Ali Shamkhani told the Tasnim news agency: “The 27 US bases that are closest to Iran’s border are already on high alert; they know that the response is likely to include medium-range & long-range missiles.”
Trump responded to Iranian threats in remarks to the press at the White House “We’re totally prepared. And likewise, we’re prepared to attack if we have to,” he said.
But he appeared to draw back from his earlier threats to target Iranian cultural sites, a potential war crime.
“If that’s what the law is, I like to obey the law,” he said, but he added: “They kill our people, they blow up our people and then we have to be very gentle with their cultural institutions. But I’m OK with it … I will say this, if Iran does anything that they shouldn’t be doing, they’re going to be suffering the consequences and very strongly.”

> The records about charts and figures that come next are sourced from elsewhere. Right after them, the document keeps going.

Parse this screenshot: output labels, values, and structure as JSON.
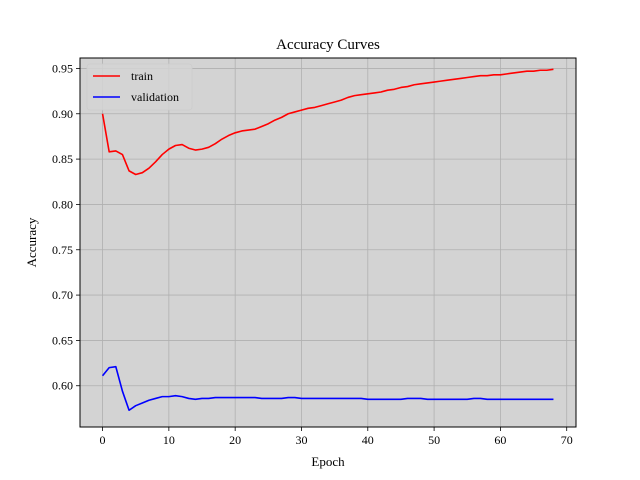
{
  "chart_data": {
    "type": "line",
    "title": "Accuracy Curves",
    "xlabel": "Epoch",
    "ylabel": "Accuracy",
    "xlim": [
      -3.4,
      71.4
    ],
    "ylim": [
      0.5545,
      0.9615
    ],
    "xticks": [
      0,
      10,
      20,
      30,
      40,
      50,
      60,
      70
    ],
    "yticks": [
      0.6,
      0.65,
      0.7,
      0.75,
      0.8,
      0.85,
      0.9,
      0.95
    ],
    "grid": true,
    "legend_position": "top-left",
    "background_color": "#d3d3d3",
    "series": [
      {
        "name": "train",
        "color": "#ff0000",
        "x": [
          0,
          1,
          2,
          3,
          4,
          5,
          6,
          7,
          8,
          9,
          10,
          11,
          12,
          13,
          14,
          15,
          16,
          17,
          18,
          19,
          20,
          21,
          22,
          23,
          24,
          25,
          26,
          27,
          28,
          29,
          30,
          31,
          32,
          33,
          34,
          35,
          36,
          37,
          38,
          39,
          40,
          41,
          42,
          43,
          44,
          45,
          46,
          47,
          48,
          49,
          50,
          51,
          52,
          53,
          54,
          55,
          56,
          57,
          58,
          59,
          60,
          61,
          62,
          63,
          64,
          65,
          66,
          67,
          68
        ],
        "y": [
          0.9,
          0.858,
          0.859,
          0.855,
          0.837,
          0.833,
          0.835,
          0.84,
          0.847,
          0.855,
          0.861,
          0.865,
          0.866,
          0.862,
          0.86,
          0.861,
          0.863,
          0.867,
          0.872,
          0.876,
          0.879,
          0.881,
          0.882,
          0.883,
          0.886,
          0.889,
          0.893,
          0.896,
          0.9,
          0.902,
          0.904,
          0.906,
          0.907,
          0.909,
          0.911,
          0.913,
          0.915,
          0.918,
          0.92,
          0.921,
          0.922,
          0.923,
          0.924,
          0.926,
          0.927,
          0.929,
          0.93,
          0.932,
          0.933,
          0.934,
          0.935,
          0.936,
          0.937,
          0.938,
          0.939,
          0.94,
          0.941,
          0.942,
          0.942,
          0.943,
          0.943,
          0.944,
          0.945,
          0.946,
          0.947,
          0.947,
          0.948,
          0.948,
          0.949
        ]
      },
      {
        "name": "validation",
        "color": "#0000ff",
        "x": [
          0,
          1,
          2,
          3,
          4,
          5,
          6,
          7,
          8,
          9,
          10,
          11,
          12,
          13,
          14,
          15,
          16,
          17,
          18,
          19,
          20,
          21,
          22,
          23,
          24,
          25,
          26,
          27,
          28,
          29,
          30,
          31,
          32,
          33,
          34,
          35,
          36,
          37,
          38,
          39,
          40,
          41,
          42,
          43,
          44,
          45,
          46,
          47,
          48,
          49,
          50,
          51,
          52,
          53,
          54,
          55,
          56,
          57,
          58,
          59,
          60,
          61,
          62,
          63,
          64,
          65,
          66,
          67,
          68
        ],
        "y": [
          0.611,
          0.62,
          0.621,
          0.594,
          0.573,
          0.578,
          0.581,
          0.584,
          0.586,
          0.588,
          0.588,
          0.589,
          0.588,
          0.586,
          0.585,
          0.586,
          0.586,
          0.587,
          0.587,
          0.587,
          0.587,
          0.587,
          0.587,
          0.587,
          0.586,
          0.586,
          0.586,
          0.586,
          0.587,
          0.587,
          0.586,
          0.586,
          0.586,
          0.586,
          0.586,
          0.586,
          0.586,
          0.586,
          0.586,
          0.586,
          0.585,
          0.585,
          0.585,
          0.585,
          0.585,
          0.585,
          0.586,
          0.586,
          0.586,
          0.585,
          0.585,
          0.585,
          0.585,
          0.585,
          0.585,
          0.585,
          0.586,
          0.586,
          0.585,
          0.585,
          0.585,
          0.585,
          0.585,
          0.585,
          0.585,
          0.585,
          0.585,
          0.585,
          0.585
        ]
      }
    ]
  }
}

Trump said his long-term intention was withdraw the 5,200 US troops currently in Iraq, but not right away as the Iraqi government and parliament have demanded.
“I think we’ve done a fantastic job but eventually, we want to be able to let Iraq run its own affairs,” he said. “We want to get out. But this isn’t the right point.”
When the US did leave, the president insisted, Iraq would have to reimburse Washington for the infrastructure investments Washington has made over a nearly 17-year presence.